# Deere 1032 Refurb Project



## tdipaul (Jul 11, 2015)

.

Late 80's machine getting some TLC for the upcoming season

As picked up:



Ordered new tires, main shaft outer bushings, and an impeller kit

One of the blades on the impeller needs to be bent back



Waiting for the parts



.


----------



## paulm12 (May 22, 2015)

Looks to be in good shape, how old is it? I don't know anything about the build quality of the JD units.


----------



## JLawrence08648 (Jan 15, 2017)

I have the same model but my impeller blades are different. They are thicker and a different shape.


----------



## tdipaul (Jul 11, 2015)

.
Based on the serial its a 1989



Needed to take the axles and diff out to get to the bushings



Long overdue!



Even more overdue...



this diff has never been apart, no doubt about it



Cleaned up easy though







This machine will definitely benefit from an impeller kit



Tire beads are quite stubborn




Just waiting for parts now

.


----------



## Spindler (Aug 19, 2019)

*Impellar kit?*

Hello! Last weekend I nearly completed resurrecting a 1973 832. I'm excited to use it. You mentioned "could use an impellar kit" regarding your wonderful 1032. Am I overlooking something painfully obvious? I thought the rubber flaps attached to the outer edges of the impellars are taylor made, custom fit on site. No?


----------



## tdipaul (Jul 11, 2015)

.

With a kit like this you just mark the locations on the impeller blades, drill the holes and then bolt the pieces on...

https://www.amazon.com/Snow-Blower-Impeller-4-Blade-Universal/dp/B01AZRI716


Can also use whatever components you wish and maybe save some $. (mud flap, conveyor belt, etc)

.


----------



## tdipaul (Jul 11, 2015)

.

new skins are a little taller than expected, uh oh



had to tube them to seat on the rim



new valve and filter. Shoulda used a 90 valve and a straight filter but it should be fine



With the original tires it had a sloped back stance but now its just about level and should dig in better



.

With the back half done its now onto the impeller kit. Wont be very easy cause the reinforcing webs are right about where the bolts need to go. 

.


----------



## tdipaul (Jul 11, 2015)

.

Cleaned and adjusted the carb, changed the oil, fixed 2 bent blades and installed the impeller kit 












The Fleet is ready for snow




.


----------



## crazzywolfie (Jun 2, 2014)

looks good. definitely pretty cool that it has a real differential in it. i kept the axle out of a machine once because of that. i haven't found a use for the axle yet but was thinking it would work awesome for a gas powered wheel barrow or something. 

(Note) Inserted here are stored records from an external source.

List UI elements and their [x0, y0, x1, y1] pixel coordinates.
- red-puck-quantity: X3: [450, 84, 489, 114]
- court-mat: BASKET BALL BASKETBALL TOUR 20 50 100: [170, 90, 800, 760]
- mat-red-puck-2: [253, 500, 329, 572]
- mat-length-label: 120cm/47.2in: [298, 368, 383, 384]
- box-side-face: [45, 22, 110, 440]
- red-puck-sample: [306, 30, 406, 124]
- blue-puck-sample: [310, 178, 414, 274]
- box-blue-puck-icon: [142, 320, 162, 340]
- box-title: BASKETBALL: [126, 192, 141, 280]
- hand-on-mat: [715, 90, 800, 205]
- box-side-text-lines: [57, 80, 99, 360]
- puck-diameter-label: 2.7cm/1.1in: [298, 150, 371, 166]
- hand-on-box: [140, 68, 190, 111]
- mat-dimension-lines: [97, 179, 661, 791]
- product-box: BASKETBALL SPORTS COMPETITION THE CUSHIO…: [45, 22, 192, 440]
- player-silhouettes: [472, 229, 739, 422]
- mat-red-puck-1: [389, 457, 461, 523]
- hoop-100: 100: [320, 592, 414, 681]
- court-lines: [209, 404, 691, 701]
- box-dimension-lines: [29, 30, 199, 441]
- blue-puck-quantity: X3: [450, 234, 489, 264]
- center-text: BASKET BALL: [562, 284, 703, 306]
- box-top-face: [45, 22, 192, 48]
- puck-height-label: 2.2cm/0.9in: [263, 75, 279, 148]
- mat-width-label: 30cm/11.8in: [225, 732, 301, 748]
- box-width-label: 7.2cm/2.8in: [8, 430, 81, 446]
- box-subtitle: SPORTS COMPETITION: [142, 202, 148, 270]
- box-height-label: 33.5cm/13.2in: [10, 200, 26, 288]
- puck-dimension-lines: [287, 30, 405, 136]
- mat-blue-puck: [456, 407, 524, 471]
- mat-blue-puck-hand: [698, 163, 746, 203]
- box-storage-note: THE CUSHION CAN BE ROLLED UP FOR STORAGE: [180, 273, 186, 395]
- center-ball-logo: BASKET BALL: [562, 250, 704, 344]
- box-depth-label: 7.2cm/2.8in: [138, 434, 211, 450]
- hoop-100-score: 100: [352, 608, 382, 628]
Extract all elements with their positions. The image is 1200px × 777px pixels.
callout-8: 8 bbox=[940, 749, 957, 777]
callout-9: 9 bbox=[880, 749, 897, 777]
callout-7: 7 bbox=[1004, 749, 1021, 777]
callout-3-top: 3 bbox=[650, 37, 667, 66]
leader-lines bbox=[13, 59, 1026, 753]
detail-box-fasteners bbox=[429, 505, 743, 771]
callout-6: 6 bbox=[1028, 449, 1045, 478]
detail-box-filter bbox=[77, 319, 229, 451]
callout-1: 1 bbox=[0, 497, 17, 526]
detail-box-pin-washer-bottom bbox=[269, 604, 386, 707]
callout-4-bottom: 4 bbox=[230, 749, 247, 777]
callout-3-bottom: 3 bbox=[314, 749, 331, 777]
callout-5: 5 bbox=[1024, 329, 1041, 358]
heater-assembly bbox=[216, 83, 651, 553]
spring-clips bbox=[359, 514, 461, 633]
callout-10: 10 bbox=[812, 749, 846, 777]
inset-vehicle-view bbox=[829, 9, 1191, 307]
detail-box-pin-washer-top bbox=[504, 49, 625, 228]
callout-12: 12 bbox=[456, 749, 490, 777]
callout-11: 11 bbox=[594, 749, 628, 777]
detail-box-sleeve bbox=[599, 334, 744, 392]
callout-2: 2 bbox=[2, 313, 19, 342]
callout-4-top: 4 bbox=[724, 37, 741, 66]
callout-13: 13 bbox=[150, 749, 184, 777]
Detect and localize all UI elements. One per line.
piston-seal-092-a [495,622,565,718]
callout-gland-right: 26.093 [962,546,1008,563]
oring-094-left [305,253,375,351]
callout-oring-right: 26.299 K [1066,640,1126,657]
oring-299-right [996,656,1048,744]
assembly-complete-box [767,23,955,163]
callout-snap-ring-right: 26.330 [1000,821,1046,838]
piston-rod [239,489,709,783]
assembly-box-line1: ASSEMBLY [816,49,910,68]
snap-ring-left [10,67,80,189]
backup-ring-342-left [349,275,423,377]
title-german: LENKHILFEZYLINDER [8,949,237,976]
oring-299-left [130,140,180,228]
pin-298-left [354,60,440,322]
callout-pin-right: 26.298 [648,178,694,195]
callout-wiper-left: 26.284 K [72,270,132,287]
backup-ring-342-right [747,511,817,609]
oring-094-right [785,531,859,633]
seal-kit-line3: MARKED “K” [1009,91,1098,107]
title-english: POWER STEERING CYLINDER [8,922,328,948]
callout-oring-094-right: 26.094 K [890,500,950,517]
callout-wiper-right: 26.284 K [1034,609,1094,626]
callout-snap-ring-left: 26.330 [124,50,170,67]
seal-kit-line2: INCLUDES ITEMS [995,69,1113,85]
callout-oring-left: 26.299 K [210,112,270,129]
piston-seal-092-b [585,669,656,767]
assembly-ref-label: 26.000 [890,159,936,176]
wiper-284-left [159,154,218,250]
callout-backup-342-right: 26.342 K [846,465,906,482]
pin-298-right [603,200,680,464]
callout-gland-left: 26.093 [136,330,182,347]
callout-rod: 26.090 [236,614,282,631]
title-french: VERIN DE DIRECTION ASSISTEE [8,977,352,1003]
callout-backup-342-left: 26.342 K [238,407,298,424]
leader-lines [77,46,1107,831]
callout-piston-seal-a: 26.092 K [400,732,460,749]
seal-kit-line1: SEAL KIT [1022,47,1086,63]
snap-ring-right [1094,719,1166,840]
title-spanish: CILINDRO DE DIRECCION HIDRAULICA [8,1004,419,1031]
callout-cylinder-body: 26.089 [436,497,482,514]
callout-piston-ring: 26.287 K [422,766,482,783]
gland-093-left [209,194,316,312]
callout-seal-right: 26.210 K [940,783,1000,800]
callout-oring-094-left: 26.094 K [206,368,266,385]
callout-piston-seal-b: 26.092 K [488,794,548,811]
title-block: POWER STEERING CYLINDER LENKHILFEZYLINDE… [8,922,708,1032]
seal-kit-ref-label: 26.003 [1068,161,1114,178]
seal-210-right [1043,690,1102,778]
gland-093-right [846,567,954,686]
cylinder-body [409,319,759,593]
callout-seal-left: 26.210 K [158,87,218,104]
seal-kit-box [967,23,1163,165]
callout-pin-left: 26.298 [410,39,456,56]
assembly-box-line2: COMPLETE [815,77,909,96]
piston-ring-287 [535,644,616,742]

you could put the filter first and then the fuel shutoff. not the most ideal way but makes things work with what you got.


----------



## tdipaul (Jul 11, 2015)

No snow yet or any in sight so took the 1032 out for a spin today. 

The impeller kit still needs some bedding-in anyways







.


----------



## 88-tek (Nov 5, 2017)

Nice work on the Green Monster, Dr. Frankenstein. :grin::thumbsup:


----------



## johnwick (Dec 16, 2019)

Sharp looking machine! Hopefully you get some snow soon!


----------



## JLawrence08648 (Jan 15, 2017)

How did you clean the gears and housing to get them to look so great?


----------



## NWRider (Jan 6, 2020)

Looks and sounds good and appears to be well built! Is that a Tecumseh engine?


----------



## JayzAuto1 (Jul 25, 2016)

What did you put on the machine for tires?? What size?? They almost look like Rototiller tires I put on my T/B Horse...


GLuck, Jay


----------